In the C Corporation:  general taxes are on two levels - on the owner and on the company 

In the LLC, the levels of tax to be paid are based on the classification of the company. Unless the entrepreneur decides otherwise, the U.S. will classify a LLC as a partnership. This means that taxes are only accessed to the owner of the company. However, if the founder decides to operate his LLC as a corporation, taxes will be due on the two, or both, levels.


U.S. corporate tax (i.e. tax at the corporate level) applies here when considered a corporation at the federal level as well as with the respective state. The U.S. corporate tax rate level is staggered between 15% and 35% depending on the revenues of the company. The state of Florida is currently (as of May 2011) collecting a regular tax of around 5.5% on taxable business income. These rates apply - as already described - for U.S. companies which are taxed at the corporate level.

For other types of a U.S. company, the company itself pays no taxes. The tax payable is "passed through" to the stockholders, or owners, of the company. In 2010, the individual income tax rate remained between 10% and 35% of taxable income.

Taxes For Operating a LLC and a Corporation in Germany

A U.S. company founded in Florida which has no business activity in the U.S. but whose business operates in other parts of the world pays only a fee in Florida. Their revenues will, however, be taxed in the country in which they were generated.

This basic information we offer at this point does not replace comprehensive tax advice. ALTON is not allowed to give tax advice, however, we do maintain an extensive network of specialists which includes U.S. tax advisors.
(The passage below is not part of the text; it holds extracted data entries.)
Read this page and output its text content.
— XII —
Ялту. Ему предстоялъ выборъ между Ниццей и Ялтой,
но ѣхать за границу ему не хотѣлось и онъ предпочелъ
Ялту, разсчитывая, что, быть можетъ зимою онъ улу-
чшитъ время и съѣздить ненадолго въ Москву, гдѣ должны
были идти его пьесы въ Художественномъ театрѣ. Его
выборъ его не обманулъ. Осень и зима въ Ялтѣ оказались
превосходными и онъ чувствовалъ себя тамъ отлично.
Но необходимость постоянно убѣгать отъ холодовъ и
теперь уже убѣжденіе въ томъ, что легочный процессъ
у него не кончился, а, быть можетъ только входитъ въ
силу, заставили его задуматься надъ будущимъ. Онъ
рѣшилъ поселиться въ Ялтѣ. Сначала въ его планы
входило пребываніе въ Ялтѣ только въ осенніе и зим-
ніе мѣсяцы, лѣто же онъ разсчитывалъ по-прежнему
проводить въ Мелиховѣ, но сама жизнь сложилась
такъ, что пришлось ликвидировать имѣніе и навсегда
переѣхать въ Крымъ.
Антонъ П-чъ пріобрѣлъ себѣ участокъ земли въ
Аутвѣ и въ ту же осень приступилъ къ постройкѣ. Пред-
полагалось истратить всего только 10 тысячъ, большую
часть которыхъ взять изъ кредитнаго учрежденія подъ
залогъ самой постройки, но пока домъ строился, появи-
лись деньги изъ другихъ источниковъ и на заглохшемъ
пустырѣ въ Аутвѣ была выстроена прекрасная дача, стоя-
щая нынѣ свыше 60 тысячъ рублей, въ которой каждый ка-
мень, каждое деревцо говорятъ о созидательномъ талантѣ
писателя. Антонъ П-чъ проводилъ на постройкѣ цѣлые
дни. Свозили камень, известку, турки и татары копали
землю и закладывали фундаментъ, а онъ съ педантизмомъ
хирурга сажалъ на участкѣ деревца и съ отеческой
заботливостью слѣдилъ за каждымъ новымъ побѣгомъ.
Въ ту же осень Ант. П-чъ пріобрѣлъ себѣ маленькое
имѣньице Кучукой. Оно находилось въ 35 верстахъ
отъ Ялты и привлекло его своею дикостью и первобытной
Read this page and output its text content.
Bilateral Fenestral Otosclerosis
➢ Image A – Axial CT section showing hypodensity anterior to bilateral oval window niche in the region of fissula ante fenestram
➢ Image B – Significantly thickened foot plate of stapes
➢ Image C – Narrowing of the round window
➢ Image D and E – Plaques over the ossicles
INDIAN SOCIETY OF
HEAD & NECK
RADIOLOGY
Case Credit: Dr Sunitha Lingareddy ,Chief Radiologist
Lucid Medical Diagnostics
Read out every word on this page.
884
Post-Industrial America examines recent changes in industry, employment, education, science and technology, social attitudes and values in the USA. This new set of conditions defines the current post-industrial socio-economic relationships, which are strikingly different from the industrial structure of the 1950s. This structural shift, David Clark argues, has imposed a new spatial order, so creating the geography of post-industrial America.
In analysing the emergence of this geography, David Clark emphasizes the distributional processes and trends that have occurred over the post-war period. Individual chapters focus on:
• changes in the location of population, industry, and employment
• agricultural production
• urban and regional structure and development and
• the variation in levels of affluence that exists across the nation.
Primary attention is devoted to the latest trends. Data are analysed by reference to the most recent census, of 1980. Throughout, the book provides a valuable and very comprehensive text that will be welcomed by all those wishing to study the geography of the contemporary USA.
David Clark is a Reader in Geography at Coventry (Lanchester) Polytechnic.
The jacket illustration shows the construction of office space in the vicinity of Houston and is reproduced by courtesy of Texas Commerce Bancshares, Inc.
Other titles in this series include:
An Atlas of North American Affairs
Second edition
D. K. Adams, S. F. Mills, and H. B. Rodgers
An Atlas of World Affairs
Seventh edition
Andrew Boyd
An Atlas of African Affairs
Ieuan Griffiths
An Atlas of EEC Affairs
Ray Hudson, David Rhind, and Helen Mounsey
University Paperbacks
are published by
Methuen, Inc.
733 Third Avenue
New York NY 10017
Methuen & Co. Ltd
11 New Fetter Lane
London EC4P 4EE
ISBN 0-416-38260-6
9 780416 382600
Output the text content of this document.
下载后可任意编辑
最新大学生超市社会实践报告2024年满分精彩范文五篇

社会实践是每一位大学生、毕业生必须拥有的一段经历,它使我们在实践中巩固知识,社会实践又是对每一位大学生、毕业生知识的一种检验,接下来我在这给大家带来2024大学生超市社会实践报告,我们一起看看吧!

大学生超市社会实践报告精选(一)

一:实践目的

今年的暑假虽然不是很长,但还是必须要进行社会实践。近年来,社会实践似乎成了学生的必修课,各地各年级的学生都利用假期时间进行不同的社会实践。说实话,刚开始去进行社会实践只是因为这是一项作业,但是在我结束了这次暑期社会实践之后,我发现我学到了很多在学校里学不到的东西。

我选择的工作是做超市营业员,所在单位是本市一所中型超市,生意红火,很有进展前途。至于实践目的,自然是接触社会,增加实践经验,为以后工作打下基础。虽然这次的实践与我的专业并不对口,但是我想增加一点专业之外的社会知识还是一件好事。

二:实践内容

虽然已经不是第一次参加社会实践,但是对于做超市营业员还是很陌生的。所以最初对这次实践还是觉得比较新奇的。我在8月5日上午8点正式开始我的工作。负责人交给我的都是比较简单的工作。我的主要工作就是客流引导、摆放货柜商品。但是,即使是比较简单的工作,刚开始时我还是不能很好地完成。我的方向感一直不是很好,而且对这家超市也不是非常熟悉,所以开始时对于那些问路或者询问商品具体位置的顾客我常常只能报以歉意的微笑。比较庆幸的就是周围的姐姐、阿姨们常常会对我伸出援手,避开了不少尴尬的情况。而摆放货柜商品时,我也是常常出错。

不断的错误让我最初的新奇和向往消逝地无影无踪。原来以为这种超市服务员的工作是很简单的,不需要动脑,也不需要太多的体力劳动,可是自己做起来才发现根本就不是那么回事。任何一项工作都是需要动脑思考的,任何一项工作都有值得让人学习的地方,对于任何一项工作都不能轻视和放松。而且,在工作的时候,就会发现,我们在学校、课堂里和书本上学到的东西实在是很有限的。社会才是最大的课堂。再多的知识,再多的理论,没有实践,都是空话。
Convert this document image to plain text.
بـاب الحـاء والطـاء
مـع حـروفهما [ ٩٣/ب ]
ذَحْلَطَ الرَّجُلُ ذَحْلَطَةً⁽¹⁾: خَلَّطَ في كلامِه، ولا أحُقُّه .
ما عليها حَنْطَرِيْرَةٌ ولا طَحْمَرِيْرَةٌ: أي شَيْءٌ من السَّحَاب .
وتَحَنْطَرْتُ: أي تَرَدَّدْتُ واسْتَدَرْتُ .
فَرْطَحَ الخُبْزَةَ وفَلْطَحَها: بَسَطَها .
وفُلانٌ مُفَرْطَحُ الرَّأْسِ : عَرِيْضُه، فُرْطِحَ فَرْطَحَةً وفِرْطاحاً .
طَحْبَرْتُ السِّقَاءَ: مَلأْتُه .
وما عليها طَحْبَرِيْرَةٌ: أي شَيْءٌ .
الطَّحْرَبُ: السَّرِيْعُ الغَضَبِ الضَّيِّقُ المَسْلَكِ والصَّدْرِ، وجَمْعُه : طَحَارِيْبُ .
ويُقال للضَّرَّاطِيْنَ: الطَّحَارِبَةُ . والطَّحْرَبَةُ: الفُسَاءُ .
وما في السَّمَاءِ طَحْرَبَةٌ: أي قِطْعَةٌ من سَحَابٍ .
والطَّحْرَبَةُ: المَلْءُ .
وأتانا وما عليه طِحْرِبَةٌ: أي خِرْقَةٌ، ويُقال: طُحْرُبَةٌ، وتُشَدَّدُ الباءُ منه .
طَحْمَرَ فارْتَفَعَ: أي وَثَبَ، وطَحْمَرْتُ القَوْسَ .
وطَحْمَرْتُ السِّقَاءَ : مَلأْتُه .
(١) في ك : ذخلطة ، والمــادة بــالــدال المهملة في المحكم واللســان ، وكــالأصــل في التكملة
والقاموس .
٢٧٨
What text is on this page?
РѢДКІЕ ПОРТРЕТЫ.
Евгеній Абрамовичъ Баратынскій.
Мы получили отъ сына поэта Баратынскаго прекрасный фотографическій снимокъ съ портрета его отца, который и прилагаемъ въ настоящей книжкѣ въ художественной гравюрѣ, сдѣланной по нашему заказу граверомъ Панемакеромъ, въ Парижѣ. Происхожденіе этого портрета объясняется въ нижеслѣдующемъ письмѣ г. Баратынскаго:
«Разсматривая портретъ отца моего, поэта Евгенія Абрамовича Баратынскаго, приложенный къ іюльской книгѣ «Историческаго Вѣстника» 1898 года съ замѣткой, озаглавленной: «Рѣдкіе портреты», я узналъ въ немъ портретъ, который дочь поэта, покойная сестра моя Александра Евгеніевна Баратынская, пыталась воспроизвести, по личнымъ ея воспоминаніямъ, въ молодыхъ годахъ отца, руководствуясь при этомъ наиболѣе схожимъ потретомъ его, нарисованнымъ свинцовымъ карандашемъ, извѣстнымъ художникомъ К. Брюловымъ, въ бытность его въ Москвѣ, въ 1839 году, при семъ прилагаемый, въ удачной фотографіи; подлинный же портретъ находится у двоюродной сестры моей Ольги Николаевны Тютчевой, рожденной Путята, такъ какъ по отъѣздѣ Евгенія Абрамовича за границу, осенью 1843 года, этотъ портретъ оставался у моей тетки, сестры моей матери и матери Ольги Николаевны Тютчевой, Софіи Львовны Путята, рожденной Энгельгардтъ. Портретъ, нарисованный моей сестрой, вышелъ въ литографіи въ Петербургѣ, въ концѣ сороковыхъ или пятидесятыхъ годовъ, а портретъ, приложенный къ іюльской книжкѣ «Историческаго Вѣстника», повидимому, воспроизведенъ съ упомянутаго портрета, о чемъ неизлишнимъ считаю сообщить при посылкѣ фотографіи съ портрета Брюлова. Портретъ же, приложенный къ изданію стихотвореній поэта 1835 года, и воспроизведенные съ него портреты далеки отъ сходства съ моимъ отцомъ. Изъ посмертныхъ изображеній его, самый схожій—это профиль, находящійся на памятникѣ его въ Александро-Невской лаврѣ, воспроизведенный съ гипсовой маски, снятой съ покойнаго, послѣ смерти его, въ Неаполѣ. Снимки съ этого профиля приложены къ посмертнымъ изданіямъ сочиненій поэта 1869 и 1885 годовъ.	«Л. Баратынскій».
  • Centralized Management and Representation: Key management and representation are the typical criteria of a German corporation. In this case the exclusive authority is vested in one or more persons and not all the shareholders of a company. This is the case for a German stock corporation. Not every shareholder is involved in the daily business of making decisions.
  • Limited Liability: A feature of the German GmbH, and also the U.S.-founded corporation is that liability is limited. An individual shareholder cannot be held liable for the debts of the company.
  • Free Transferability of Shares: Shares of the company can be transferred freely to non-shareholders is a key feature of a German corporation. The free transferability is evident, for example, in joint-stock companies.
  • Profit Allocation: The amount of the dividend that is paid out by the corporation will be decided at a Shareholders Meeting. For partnerships, one feature is that a dividend decision is based on the individual shareholders share of profits.
  • Capital Raising: While, for a corporation in Germany, there is a duty of shareholders to bring capital into the corporation, this obligation does not apply to partnerships.
  • Unlimited Life of the Company: In principle unlimited service life of a company in Germany is evidence of a corporation. Individual partners or shareholders leaving the company will not lead to the dissolution of the company. According to the Federal Ministry of Finance (BMF) for foreign companies, duration of the company is indefinite; and, under foreign corporate law, in case of death, resignation or bankruptcy of a partner; and, by resolution of the shareholders of the company, is it determined in these or similar cases if the company will continue. At this outset, and determined without further considerations, this contingency is provided for in an Operating Agreement. 
  • Profit Distribution: Nominal amounts of shares is the basis of distribution of profits for corporations (AG or GmbH). In Germany, partnerships distribute based on investment by, or the number of, individual partners. 
  • Formal incorporation Conditions: Corporations in Germany only exist if they have been entered into the Register. Partnerships exist by signing a business contract.

With regard to the points previously mentioned, Germany will evaluate your LLC in order to make its decision as to whether it will treat your LLC as a corporation or as a partnership.  Undesirable high tax burdens could be caused by different determinations made by the mentioned countries - the decision that, while your LLC is a partnership in the U.S., the German authorities determine it to be a corporation.  All efforts should be made to avoid this unfavorable determination.